ECLI:NL:RVS:2023:2136
Raad van State
- Hoger beroep
- H.G. Sevenster
- Rechtspraak.nl
Hoger beroep vreemdeling tegen afwijzing verblijfsvergunning asiel
Op 1 juni 2023 heeft de Afdeling bestuursrechtspraak van de Raad van State uitspraak gedaan in een hoger beroep van een vreemdeling tegen de afwijzing van haar aanvraag voor een verblijfsvergunning asiel voor bepaalde tijd. De staatssecretaris van Justitie en Veiligheid had op 26 april 2021 de aanvraag van de vreemdeling opnieuw afgewezen. De rechtbank Den Haag, zittingsplaats Amsterdam, verklaarde op 30 november 2021 het beroep van de vreemdeling ongegrond. De vreemdeling, vertegenwoordigd door mr. A. Ubbergen, heeft tegen deze uitspraak hoger beroep ingesteld.

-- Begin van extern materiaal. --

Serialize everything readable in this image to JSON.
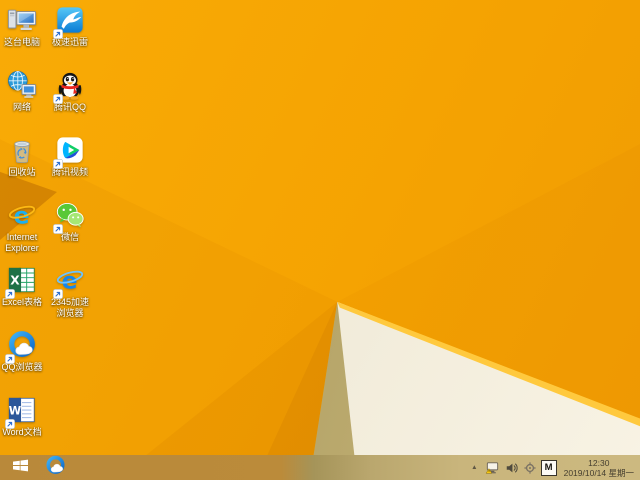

De Afdeling bestuursrechtspraak heeft vastgesteld dat het hoger beroep zich niet richt tegen de uitspraak van de rechtbank, omdat de vreemdeling niet heeft uitgelegd waarom deze uitspraak volgens haar onjuist is. Hierdoor kon de Afdeling geen inhoudelijk oordeel geven over het hoger beroep, zoals vereist door artikel 85 van de Vreemdelingenwet 2000. De Afdeling heeft geconcludeerd dat het hoger beroep kennelijk niet-ontvankelijk is, wat betekent dat het niet verder in behandeling wordt genomen. Er is geen aanleiding voor een proceskostenveroordeling.
De uitspraak is gedaan door mr. H.G. Sevenster, lid van de enkelvoudige kamer, in tegenwoordigheid van mr. P.A.M.J. Graat, griffier. De beslissing werd openbaar uitgesproken op 1 juni 2023.